Between 1986 and 2011, six similar mandates were ruled unconstitutional or otherwise abolished. This bill aims to turn the clock back to a time when states violated the constitutional rights of homeschool families.
1986—Struck down as unconstitutional: a lesson from Rhode Island
Rhode Island law gives local boards of education power to approve or disapprove homeschool programs. An East Greenwich school board rule required that school officials observe the instruction of homeschool students. One homeschooling family, the Kinstedts, refused to let officials watch them as they taught their children. The school committee, in turn, refused to approve their homeschool program.
With Home School Legal Defense Association representing them, the Kinstedts appealed to the Commissioner of Education. In Kinstedt v. East Greenwich School Committee, the commissioner said:
“… both the Fourth Amendment and also the constitutionally derived right to privacy and autonomy which the United States Supreme Court has recognized protect individuals from unwanted and warrantless visits to the home by agents of the State under circumstances such as those present here.”
1988—Struck down as unconstitutional: a lesson from New York
Two homeschool families in Oswego County, New York, refused to submit to a local rule which required a school official to come into their home to observe instruction. The school system sued them. HSLDA defended the families. In In the Matter of Dixon, and in In the Matter of Standish, the court struck down the requirement as unconstitutional.

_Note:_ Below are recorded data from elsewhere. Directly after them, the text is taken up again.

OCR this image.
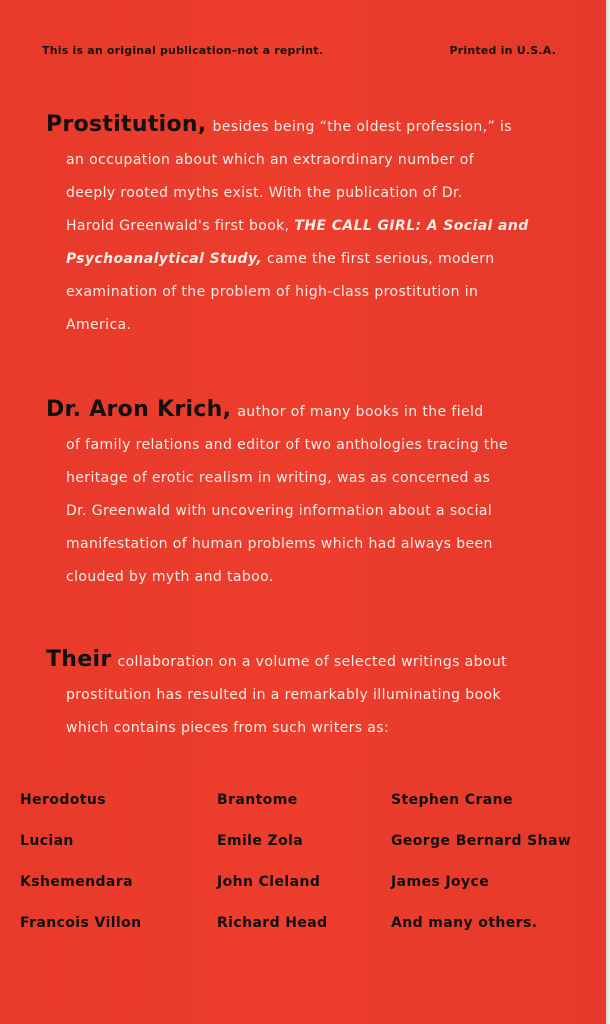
This is an original publication–not a reprint.	Printed in U.S.A.
Prostitution, besides being “the oldest profession,” is
an occupation about which an extraordinary number of
deeply rooted myths exist. With the publication of Dr.
Harold Greenwald's first book, THE CALL GIRL: A Social and
Psychoanalytical Study, came the first serious, modern
examination of the problem of high-class prostitution in
America.
Dr. Aron Krich, author of many books in the field
of family relations and editor of two anthologies tracing the
heritage of erotic realism in writing, was as concerned as
Dr. Greenwald with uncovering information about a social
manifestation of human problems which had always been
clouded by myth and taboo.
Their collaboration on a volume of selected writings about
prostitution has resulted in a remarkably illuminating book
which contains pieces from such writers as:
Herodotus
Lucian
Kshemendara
Francois Villon
Brantome
Emile Zola
John Cleland
Richard Head
Stephen Crane
George Bernard Shaw
James Joyce
And many others.
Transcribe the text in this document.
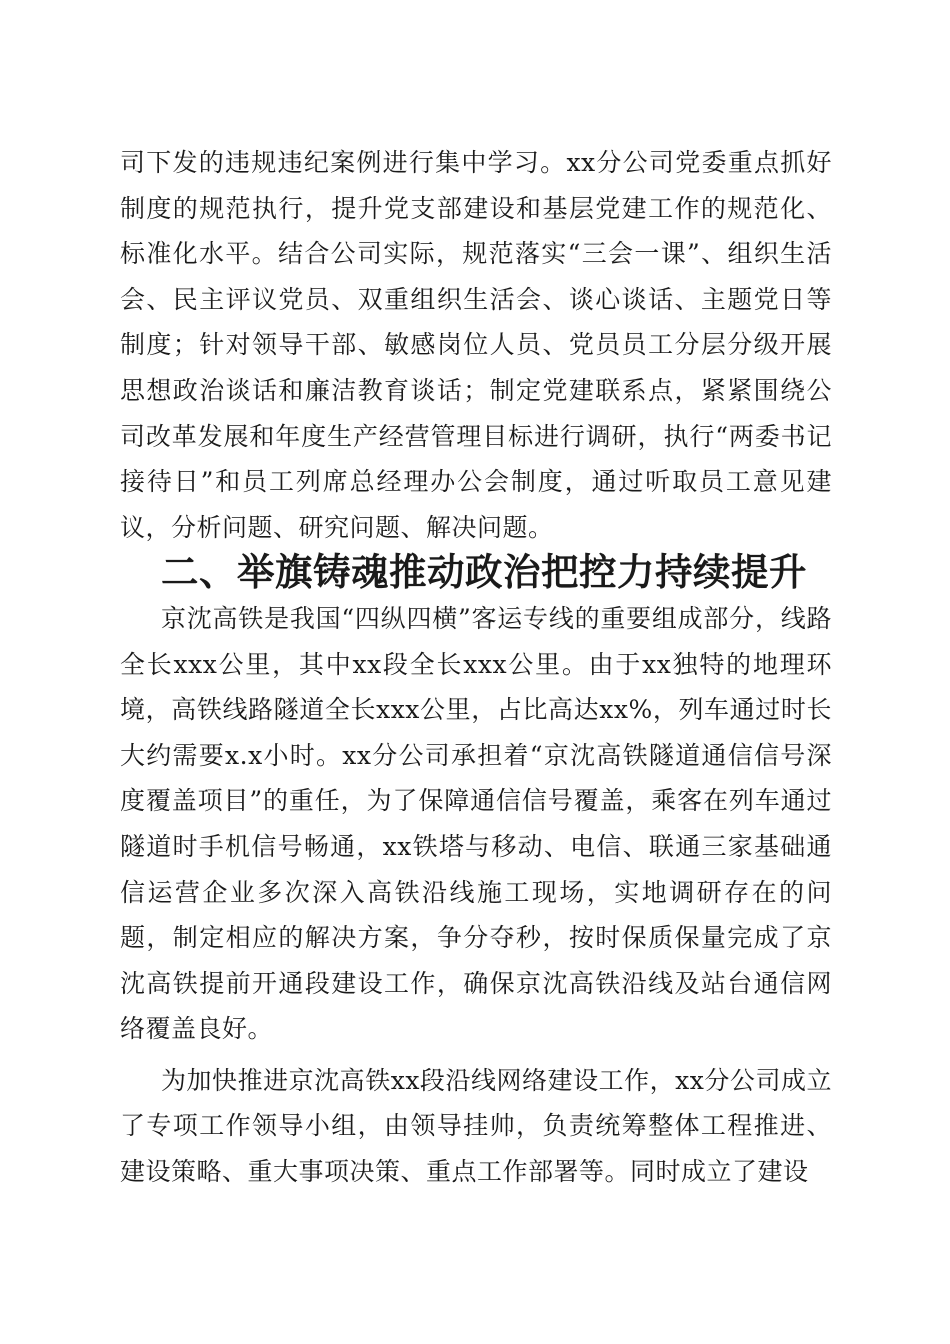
司下发的违规违纪案例进行集中学习。xx分公司党委重点抓好制度的规范执行，提升党支部建设和基层党建工作的规范化、标准化水平。结合公司实际，规范落实“三会一课”、组织生活会、民主评议党员、双重组织生活会、谈心谈话、主题党日等制度；针对领导干部、敏感岗位人员、党员员工分层分级开展思想政治谈话和廉洁教育谈话；制定党建联系点，紧紧围绕公司改革发展和年度生产经营管理目标进行调研，执行“两委书记接待日”和员工列席总经理办公会制度，通过听取员工意见建议，分析问题、研究问题、解决问题。

二、举旗铸魂推动政治把控力持续提升

京沈高铁是我国“四纵四横”客运专线的重要组成部分，线路全长xxx公里，其中xx段全长xxx公里。由于xx独特的地理环境，高铁线路隧道全长xxx公里，占比高达xx%，列车通过时长大约需要x.x小时。xx分公司承担着“京沈高铁隧道通信信号深度覆盖项目”的重任，为了保障通信信号覆盖，乘客在列车通过隧道时手机信号畅通，xx铁塔与移动、电信、联通三家基础通信运营企业多次深入高铁沿线施工现场，实地调研存在的问题，制定相应的解决方案，争分夺秒，按时保质保量完成了京沈高铁提前开通段建设工作，确保京沈高铁沿线及站台通信网络覆盖良好。

为加快推进京沈高铁xx段沿线网络建设工作，xx分公司成立了专项工作领导小组，由领导挂帅，负责统筹整体工程推进、建设策略、重大事项决策、重点工作部署等。同时成立了建设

1988—Struck down as unconstitutional: a lesson from Pennsylvania
In Pennsylvania, many school districts formerly required families to allow an official to observe instruction. With HSLDA representing them, the Jeffery family filed a federal lawsuit. In Jeffery v. O’Donnell, the judge ruled that the entire homeschool statute violated the U.S. Constitution because it was so vague. The Pennsylvania Legislature subsequently eliminated home visits.

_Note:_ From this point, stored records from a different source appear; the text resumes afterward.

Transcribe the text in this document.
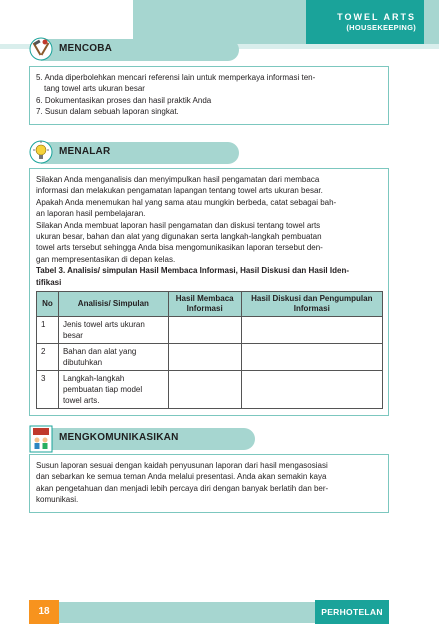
TOWEL ARTS
(HOUSEKEEPING)
MENCOBA
5. Anda diperbolehkan mencari referensi lain untuk memperkaya informasi ten-
tang towel arts ukuran besar
6. Dokumentasikan proses dan hasil praktik Anda
7. Susun dalam sebuah laporan singkat.
MENALAR
Silakan Anda menganalisis dan menyimpulkan hasil pengamatan dari membaca
informasi dan melakukan pengamatan lapangan tentang towel arts ukuran besar.
Apakah Anda menemukan hal yang sama atau mungkin berbeda, catat sebagai bah-
an laporan hasil pembelajaran.
Silakan Anda membuat laporan hasil pengamatan dan diskusi tentang towel arts
ukuran besar, bahan dan alat yang digunakan serta langkah-langkah pembuatan
towel arts tersebut sehingga Anda bisa mengomunikasikan laporan tersebut den-
gan mempresentasikan di depan kelas.
Tabel 3. Analisis/ simpulan Hasil Membaca Informasi, Hasil Diskusi dan Hasil Iden-
tifikasi
No	Analisis/ Simpulan	Hasil Membaca Informasi	Hasil Diskusi dan Pengumpulan Informasi
1	Jenis towel arts ukuran
besar		

2	Bahan dan alat yang
dibutuhkan		

3	Langkah-langkah
pembuatan tiap model
towel arts.		

MENGKOMUNIKASIKAN
Susun laporan sesuai dengan kaidah penyusunan laporan dari hasil mengasosiasi
dan sebarkan ke semua teman Anda melalui presentasi. Anda akan semakin kaya
akan pengetahuan dan menjadi lebih percaya diri dengan banyak berlatih dan ber-
komunikasi.
18	PERHOTELAN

1988—Struck down as improper implementation of state statute: a lesson from Massachusetts
Massachusetts law allows local school systems discretion in setting requirements for approval of homeschool programs. The Lynne school system created a rule requiring families to let an official into their home to observe their homeschool instruction.

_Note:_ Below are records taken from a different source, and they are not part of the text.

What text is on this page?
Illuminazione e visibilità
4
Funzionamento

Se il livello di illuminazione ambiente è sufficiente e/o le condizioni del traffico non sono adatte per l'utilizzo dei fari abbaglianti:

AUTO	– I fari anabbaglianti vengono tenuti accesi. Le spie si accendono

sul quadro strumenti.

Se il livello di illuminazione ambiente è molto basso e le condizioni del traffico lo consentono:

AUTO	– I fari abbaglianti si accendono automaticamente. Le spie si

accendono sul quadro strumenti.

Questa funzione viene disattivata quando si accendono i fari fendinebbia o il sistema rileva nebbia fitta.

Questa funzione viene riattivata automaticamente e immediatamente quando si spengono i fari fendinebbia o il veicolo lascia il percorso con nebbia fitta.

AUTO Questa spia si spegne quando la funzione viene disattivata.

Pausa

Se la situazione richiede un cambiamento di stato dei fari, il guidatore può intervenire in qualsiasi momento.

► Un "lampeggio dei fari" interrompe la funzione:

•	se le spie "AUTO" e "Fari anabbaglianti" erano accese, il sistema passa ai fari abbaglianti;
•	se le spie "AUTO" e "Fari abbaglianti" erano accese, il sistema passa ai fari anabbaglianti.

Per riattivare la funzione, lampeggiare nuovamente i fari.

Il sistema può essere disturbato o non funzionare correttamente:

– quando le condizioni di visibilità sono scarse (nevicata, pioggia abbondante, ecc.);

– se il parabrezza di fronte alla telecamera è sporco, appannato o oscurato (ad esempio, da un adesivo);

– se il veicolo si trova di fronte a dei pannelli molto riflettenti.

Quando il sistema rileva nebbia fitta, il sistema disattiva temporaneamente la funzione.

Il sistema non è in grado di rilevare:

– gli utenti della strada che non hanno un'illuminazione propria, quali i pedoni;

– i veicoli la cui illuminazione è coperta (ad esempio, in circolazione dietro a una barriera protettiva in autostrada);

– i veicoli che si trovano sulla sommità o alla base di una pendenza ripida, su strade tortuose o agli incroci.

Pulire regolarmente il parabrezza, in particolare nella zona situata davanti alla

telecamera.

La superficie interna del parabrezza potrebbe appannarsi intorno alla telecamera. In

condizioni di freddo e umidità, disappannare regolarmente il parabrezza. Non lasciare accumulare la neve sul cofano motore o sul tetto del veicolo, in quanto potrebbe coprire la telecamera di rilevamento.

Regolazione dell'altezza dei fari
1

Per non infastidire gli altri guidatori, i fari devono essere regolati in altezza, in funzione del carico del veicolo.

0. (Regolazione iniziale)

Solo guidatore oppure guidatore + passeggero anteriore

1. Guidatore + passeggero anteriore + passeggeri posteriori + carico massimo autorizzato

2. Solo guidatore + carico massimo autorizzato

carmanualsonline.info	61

With HSLDA representing them, the Brunelle family filed a suit. In Brunelle vs. Lynne Public Schools, the court ruled that this requirement was not a proper administration of the state statute.
1993—Abolished: a lesson from South Dakota
A South Dakota law formerly required homeschool families to allow an official to observe instruction. With HSLDA representing them, a family filed a federal lawsuit against the Newell School District asserting that the law was unconstitutional. When the federal lawsuit brought increased attention to the issue, the legislature repealed the law.
Minnesota abolishes home visits in 2011
For many years, Minnesota law required that homeschoolers submit to a home visit or submit a portfolio of student work. The home visit component was widely recognized as a Fourth Amendment infringement. It was abolished by the legislature in 2011.
A Maryland homeschool rule currently requires families to consent to allow an official to “observe instruction.” Without exception, every time a family has refused to comply, and has had an HSLDA lawyer assist them, the official has backed down. Since the rule is never enforced, there has been no opportunity to challenge its constitutionality.
No other state has a home visit or observe instruction rule in operation.
House File 100 is clearly unconstitutional—for the same reasons that every other law calling for home visits or for officials to observe the instruction of homeschool students has been eliminated.
The bill invokes “probable cause,” but this does not rescue it from unconstitutionality. “Probable cause” is a proper basis for a court order only when there is probable cause to believe that someone has violated a law. The bill does not explain what law a family might have violated, so “probable cause” refers exactly to nothing.
This bill calls these forced visits “health and safety checks.” By calling them “checks,” and demanding them of all homeschool families regardless of each family’s own situation, the bill acknowledges that there need not be any reason to believe a child’s health or safety is at stake in order for an official to demand entrance to a home.
Child welfare laws already on the books allow for a court to intervene if there is evidence that a child’s health or safety is in danger. Which means that H.F. 100 is not only unconstitutional, it is unnecessary.